Entre os fatores de risco avaliados, o tabaco lidera como principal causa, sendo responsável por 15% das novas notificações. Em seguida, aparecem infecções, com 10%, e o consumo de álcool, com 3%. Os cânceres de pulmão, estômago e colo do útero representaram quase metade dos casos preveníveis globalmente. Especificamente, o câncer de pulmão foi associado ao tabagismo e poluição do ar, enquanto o câncer de estômago está ligado principalmente à infecção por helicobacter pylori e o de colo do útero ao vírus do papiloma humano (HPV).

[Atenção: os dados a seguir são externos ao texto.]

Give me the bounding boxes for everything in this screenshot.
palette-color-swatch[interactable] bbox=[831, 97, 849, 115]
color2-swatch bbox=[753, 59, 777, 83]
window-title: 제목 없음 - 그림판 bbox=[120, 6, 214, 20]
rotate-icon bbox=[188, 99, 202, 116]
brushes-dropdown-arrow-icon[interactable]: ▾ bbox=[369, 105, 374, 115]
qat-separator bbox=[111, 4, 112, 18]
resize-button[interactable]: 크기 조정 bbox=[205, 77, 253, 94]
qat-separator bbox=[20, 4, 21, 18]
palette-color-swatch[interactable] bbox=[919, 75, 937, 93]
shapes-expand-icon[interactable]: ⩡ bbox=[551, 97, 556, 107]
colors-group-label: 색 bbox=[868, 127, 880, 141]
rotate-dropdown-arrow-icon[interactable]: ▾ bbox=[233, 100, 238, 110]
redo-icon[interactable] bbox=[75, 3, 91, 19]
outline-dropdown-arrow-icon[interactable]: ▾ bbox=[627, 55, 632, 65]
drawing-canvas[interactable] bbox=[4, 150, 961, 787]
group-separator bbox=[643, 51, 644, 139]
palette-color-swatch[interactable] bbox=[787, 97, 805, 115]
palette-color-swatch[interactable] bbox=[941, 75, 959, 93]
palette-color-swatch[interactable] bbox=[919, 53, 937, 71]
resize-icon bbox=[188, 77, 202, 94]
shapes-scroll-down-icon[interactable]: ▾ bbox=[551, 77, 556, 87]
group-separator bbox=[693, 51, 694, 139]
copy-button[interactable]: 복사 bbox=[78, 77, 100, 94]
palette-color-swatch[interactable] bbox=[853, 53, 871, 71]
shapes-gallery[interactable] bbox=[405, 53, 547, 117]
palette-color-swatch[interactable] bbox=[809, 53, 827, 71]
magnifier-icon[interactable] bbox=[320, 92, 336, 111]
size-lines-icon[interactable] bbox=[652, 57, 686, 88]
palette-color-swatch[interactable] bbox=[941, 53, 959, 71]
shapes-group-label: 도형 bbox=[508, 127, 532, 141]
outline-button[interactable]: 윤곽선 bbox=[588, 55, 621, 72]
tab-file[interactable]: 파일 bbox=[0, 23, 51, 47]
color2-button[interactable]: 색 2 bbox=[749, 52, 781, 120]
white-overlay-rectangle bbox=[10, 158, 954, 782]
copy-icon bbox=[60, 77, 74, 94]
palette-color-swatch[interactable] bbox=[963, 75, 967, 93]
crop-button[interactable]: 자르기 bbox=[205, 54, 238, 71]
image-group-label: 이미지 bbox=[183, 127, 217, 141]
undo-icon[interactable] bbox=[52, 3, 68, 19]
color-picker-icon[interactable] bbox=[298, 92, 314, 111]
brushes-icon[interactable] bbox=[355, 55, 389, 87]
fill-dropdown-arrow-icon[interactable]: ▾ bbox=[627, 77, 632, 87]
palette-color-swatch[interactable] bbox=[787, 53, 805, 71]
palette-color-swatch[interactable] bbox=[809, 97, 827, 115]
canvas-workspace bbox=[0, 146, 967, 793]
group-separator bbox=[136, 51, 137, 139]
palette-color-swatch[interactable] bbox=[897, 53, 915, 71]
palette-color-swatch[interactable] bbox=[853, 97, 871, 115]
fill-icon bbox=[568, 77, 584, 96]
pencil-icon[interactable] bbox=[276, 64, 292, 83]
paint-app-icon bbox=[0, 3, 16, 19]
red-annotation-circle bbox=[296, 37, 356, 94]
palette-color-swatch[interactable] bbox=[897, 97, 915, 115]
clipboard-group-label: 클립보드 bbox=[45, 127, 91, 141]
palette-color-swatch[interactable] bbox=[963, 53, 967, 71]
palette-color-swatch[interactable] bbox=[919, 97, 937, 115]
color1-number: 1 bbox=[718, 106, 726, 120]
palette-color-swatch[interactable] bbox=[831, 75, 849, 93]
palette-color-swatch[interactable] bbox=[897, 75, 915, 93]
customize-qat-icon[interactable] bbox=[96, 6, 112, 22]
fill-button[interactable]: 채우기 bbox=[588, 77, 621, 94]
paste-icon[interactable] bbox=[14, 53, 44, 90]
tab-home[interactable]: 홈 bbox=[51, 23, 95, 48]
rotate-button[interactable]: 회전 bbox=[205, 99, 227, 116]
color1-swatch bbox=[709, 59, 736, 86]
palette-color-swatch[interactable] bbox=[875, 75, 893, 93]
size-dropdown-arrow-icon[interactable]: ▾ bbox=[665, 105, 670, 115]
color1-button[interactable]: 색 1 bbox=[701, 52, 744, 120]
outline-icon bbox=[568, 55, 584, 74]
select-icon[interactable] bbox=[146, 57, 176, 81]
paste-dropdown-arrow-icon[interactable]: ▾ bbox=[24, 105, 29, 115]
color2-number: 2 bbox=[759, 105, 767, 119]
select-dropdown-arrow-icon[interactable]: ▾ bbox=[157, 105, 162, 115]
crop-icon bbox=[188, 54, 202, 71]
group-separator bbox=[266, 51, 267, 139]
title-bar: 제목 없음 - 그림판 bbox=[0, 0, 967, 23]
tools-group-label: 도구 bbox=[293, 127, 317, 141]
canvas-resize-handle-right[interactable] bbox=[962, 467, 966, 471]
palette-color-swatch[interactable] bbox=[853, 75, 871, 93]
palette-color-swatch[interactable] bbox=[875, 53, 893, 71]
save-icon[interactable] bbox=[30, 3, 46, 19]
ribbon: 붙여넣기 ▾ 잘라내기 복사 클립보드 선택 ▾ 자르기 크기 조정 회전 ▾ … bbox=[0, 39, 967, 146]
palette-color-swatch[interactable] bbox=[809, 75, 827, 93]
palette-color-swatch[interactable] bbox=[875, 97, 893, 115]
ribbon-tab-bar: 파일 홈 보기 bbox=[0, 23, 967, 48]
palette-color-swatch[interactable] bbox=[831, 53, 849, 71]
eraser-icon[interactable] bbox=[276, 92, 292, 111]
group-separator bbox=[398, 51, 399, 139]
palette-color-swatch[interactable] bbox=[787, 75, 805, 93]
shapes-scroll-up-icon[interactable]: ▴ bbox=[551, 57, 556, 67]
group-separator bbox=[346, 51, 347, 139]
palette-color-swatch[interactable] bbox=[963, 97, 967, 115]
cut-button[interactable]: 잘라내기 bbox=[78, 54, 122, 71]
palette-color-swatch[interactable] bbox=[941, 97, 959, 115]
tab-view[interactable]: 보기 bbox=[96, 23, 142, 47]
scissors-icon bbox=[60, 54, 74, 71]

A carga de câncer prevenível foi mais elevada nos homens, com 45% dos novos casos atribuídos a causas evitáveis, frente a 30% entre as mulheres. Para eles, o tabagismo responde por 23% dos diagnósticos, seguido de infecções (9%) e álcool (4%). Entre as mulheres, as infecções lideram (11%), seguidas pelo tabaco (6%) e índice de massa corporal elevado (3%).
O estudo destaca variações regionais relevantes. Entre mulheres, a proporção vai de 24% no Norte da África e Ásia Ocidental a 38% na África Subsaariana. Entre homens, a Ásia Oriental lidera, com 57%, e América Latina e Caribe têm o menor índice, com 28%.
As conclusões ressaltam a necessidade de estratégias nacionais de prevenção, incluindo controle do tabaco, regulação do álcool, vacinação contra HPV e hepatite B, melhoria do ar, segurança no trabalho, alimentação saudável e atividade física. Segundo o relatório, ações coordenadas podem evitar milhões de casos e reduzir custos nos sistemas de saúde.